In 1954, Jaime Ortiz-Patino filed for divorce from Joanne Connelley on grounds of desertion. In the suit he referred to his wife as a “worthless woman who did everything for money.” She drank too much, she took too many drugs. And he wanted his jewelry back.
But the docile little middle-class girl from New Jersey wasn’t giving up so easily. She still had a mother. And Margaret Watts was thinking of their future: hers and her daughter’s. They fought back with suits in France, Switzerland, and England.
Mr. Ortiz-Patino, Joanne Connelley countered in her suit, was a “drug-sodden wife beater” who abused her so that she “lay down to die.”
The divorce suit lasted longer than the romance and the marriage combined. The stress and pressure of it put Joanne’s life on hold. Now she really did have a drug problem. There was Dexedrine to wake her up, diet pills to slim her down and speed her along, and more sleeping pills to take it all away. All in the name of keeping up appearances. Not to mention that the baby fat that she obsessed about at 21 had become a matter of fact at 25.

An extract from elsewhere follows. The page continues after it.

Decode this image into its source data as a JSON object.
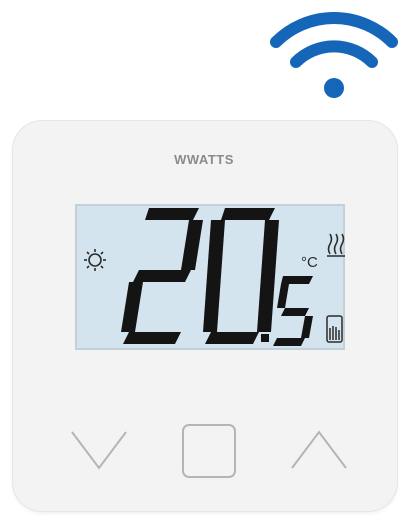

She settled with her mother in a remote, rented house in Neuchatel, Switzerland. Very occasionally she traveled to Paris and St. Moritz. She was not a recluse, but she was already out of the picture.
In mid-June 1957, three years after the marriage ceremony that she tried to avoid that night in Paris, the lawsuits were finally settled. The golden girl of 1949 got approximately $100,000 in cash. She also got to keep the jewels. The total was a few million in today’s dollars.

The results were said to have left her optimistic once again. She would start over. She wrote to Ted Howard in New York and told him of her plans. She wanted to get a screen test, to get the “build-up” again. After all, it hadn’t been that long, she was still the kid on the cover of LIFE. A very young Norma Desmond, with a serious prescription drug addiction.

Late in the morning of June 31, 1957, two weeks into Joanne Connelley’s new life, a maid entered her bedroom and found her “unconscious and pale, breathing heavily.” Panicked, she called for Margaret Watts. Fearing the worst, Margaret Watts called a priest for the last rites. Then they rushed the young beauty to the hospital. But not in time. Wrapped in a bathrobe, still wearing the $100,000 diamond Jimmy Ortiz had given her, Joanne Connelley had died.
The cause of death was listed as a heart attack. She was 26 years old. Although from that snowy December night at the Infirmary Ball in New York when the sun shone on her, only eight short years had passed, but itt turned out to be one long suicide trip.
Her passing was reported in Time, Newsweek and all the American papers. “She was the beauty with the miseries,” wrote Dorothy Kilgallen in her best sob sister prose. “She had the brilliant smile for the photographers and the terrible tears when the bedroom door was closed. She was equipped for nothing more than posing and taking orders. You couldn’t really feel sorry for her.”
She was, in the words of Reinaldo Herrera, who as a very young man knew her at her zenith, “one of those incandescent people whose life is very intense and short-lived.”
A friend remembered her as “a kind girl with a vivid interest in people and things. All she needed was a man who could really lead her.” But in the end, all she had was Mother, with whom she was holed up in a remote villa in the Alps.
Few, if any, really mourned her passing. She had been the meal ticket for her mother. To her own children, she was the mother they would never have. To her husbands she was dispensable, disposable, and to the press, another pretty picture gone up in the flames of celebrity. To herself, what was left?